Viewing 3 replies - 1 through 3 (of 3 total)
  • Plugin Author Axton

    (@axton)

    No, this feature is intended to allow password login (even when password login is disabled) if the site is configured incorrectly (missing required extensions or running under HTTP instead of HTTPS. In these cases WebAuthn couldn’t work). A user agent that doesn’t support WebAuthn cannot bypass “WebAuthn only”.

    When user using a browser that doesn’t support WebAuthn and try to login to a site disabled password login will lead to a login form that doesn’t work. I’ll improve the UX in the next version.

    Hope that could help.

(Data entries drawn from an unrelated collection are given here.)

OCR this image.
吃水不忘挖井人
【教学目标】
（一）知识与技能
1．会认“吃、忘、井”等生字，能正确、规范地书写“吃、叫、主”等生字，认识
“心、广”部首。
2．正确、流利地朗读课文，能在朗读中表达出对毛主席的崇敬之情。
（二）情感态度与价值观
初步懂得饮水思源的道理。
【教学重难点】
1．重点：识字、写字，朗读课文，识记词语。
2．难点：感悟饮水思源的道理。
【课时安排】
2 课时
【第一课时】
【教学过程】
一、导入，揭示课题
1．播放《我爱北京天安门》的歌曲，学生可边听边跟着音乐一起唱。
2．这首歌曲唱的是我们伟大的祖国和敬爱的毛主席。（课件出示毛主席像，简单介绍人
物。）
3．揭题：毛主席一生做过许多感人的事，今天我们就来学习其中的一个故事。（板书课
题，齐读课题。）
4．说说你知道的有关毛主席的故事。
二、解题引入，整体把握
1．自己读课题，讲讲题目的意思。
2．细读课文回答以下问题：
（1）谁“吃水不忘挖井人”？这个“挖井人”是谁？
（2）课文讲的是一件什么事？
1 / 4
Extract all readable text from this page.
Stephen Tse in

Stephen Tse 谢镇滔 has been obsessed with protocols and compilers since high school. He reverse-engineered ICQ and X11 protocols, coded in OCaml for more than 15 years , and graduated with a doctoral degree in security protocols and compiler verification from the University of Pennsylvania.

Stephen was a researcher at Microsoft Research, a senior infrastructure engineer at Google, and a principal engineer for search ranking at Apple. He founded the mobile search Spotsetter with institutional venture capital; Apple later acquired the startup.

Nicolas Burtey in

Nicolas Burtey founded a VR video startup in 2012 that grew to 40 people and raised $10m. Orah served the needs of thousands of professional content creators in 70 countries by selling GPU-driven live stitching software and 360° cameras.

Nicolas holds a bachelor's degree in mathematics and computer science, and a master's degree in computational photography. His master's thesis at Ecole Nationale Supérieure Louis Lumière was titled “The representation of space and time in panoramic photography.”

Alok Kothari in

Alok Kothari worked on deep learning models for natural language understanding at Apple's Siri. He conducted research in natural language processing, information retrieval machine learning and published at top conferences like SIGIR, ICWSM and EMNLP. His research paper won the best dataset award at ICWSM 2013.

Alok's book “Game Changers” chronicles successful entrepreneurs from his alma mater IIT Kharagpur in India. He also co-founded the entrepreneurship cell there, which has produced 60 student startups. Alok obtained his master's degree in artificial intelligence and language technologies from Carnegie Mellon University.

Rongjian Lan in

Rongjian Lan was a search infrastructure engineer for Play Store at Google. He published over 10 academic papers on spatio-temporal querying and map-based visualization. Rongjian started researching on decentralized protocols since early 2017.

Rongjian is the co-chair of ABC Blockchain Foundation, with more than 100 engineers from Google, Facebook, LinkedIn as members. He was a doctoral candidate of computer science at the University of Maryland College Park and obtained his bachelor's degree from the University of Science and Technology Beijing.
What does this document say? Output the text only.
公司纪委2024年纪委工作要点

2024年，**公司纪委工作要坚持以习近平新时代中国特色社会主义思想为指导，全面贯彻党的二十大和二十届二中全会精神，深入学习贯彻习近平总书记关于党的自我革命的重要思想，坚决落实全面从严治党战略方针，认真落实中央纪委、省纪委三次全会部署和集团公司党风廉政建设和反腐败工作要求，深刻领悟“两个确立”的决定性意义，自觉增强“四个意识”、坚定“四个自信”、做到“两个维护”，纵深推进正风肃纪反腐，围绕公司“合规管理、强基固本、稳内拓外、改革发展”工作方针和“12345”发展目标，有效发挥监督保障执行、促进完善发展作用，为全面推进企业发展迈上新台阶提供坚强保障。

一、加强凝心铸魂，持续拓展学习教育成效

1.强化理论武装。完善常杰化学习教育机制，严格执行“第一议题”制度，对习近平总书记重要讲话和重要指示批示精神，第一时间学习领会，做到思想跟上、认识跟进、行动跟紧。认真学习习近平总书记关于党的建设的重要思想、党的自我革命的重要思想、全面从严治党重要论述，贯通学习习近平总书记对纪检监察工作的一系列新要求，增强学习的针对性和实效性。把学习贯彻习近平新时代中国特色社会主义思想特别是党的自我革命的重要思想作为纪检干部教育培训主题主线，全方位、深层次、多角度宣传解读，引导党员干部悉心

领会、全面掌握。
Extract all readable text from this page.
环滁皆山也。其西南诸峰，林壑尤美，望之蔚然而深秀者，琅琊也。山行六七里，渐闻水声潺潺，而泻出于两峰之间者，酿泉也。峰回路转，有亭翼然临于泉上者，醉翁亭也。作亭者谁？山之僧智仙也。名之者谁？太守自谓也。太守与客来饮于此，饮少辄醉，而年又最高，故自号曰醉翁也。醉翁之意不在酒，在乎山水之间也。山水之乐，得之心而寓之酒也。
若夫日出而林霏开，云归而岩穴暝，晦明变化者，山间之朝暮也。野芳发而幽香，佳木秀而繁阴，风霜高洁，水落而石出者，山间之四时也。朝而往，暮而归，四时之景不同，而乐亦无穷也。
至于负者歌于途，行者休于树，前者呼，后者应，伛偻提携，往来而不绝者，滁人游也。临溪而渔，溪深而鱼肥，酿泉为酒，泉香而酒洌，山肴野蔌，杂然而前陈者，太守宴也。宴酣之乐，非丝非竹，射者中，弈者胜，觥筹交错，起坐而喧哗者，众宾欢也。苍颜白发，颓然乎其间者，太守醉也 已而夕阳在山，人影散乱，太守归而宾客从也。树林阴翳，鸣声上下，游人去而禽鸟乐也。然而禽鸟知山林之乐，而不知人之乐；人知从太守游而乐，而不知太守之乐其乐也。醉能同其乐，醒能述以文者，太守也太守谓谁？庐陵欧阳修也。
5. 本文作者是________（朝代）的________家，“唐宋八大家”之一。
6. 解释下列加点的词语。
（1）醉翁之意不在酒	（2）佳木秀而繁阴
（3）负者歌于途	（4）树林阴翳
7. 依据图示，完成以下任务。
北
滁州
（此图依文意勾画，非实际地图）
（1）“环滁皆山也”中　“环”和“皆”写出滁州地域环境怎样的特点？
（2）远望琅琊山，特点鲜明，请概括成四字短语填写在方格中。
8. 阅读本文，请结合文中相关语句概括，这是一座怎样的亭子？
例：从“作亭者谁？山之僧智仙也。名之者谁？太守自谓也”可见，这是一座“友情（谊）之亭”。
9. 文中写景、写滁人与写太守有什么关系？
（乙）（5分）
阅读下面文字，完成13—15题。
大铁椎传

Sorry for the delay.

    • This reply was modified 4 years ago by Axton.
    • This reply was modified 4 years ago by Axton.
    Thread Starter My1

    (@my1xt)

    okay thanks, that helps (as long as the server can correctly see the state of HTTPS and stuff) with required extensions I guess you mean PHP extensions, right?

    also “Sorry for the delay.”, lol it was sunday, no problem. it’s not like I am expecting 24/7 support with a 2 hour response time.

    Plugin Author Axton

    (@axton)

    Yes “extensions” refers to PHP extensions.

    Cool, I think I can mark this thread as resolved now.

Viewing 3 replies - 1 through 3 (of 3 total)
  • The topic ‘how does “Avoid locking users out if WebAuthn is not available” work?’ is closed to new replies.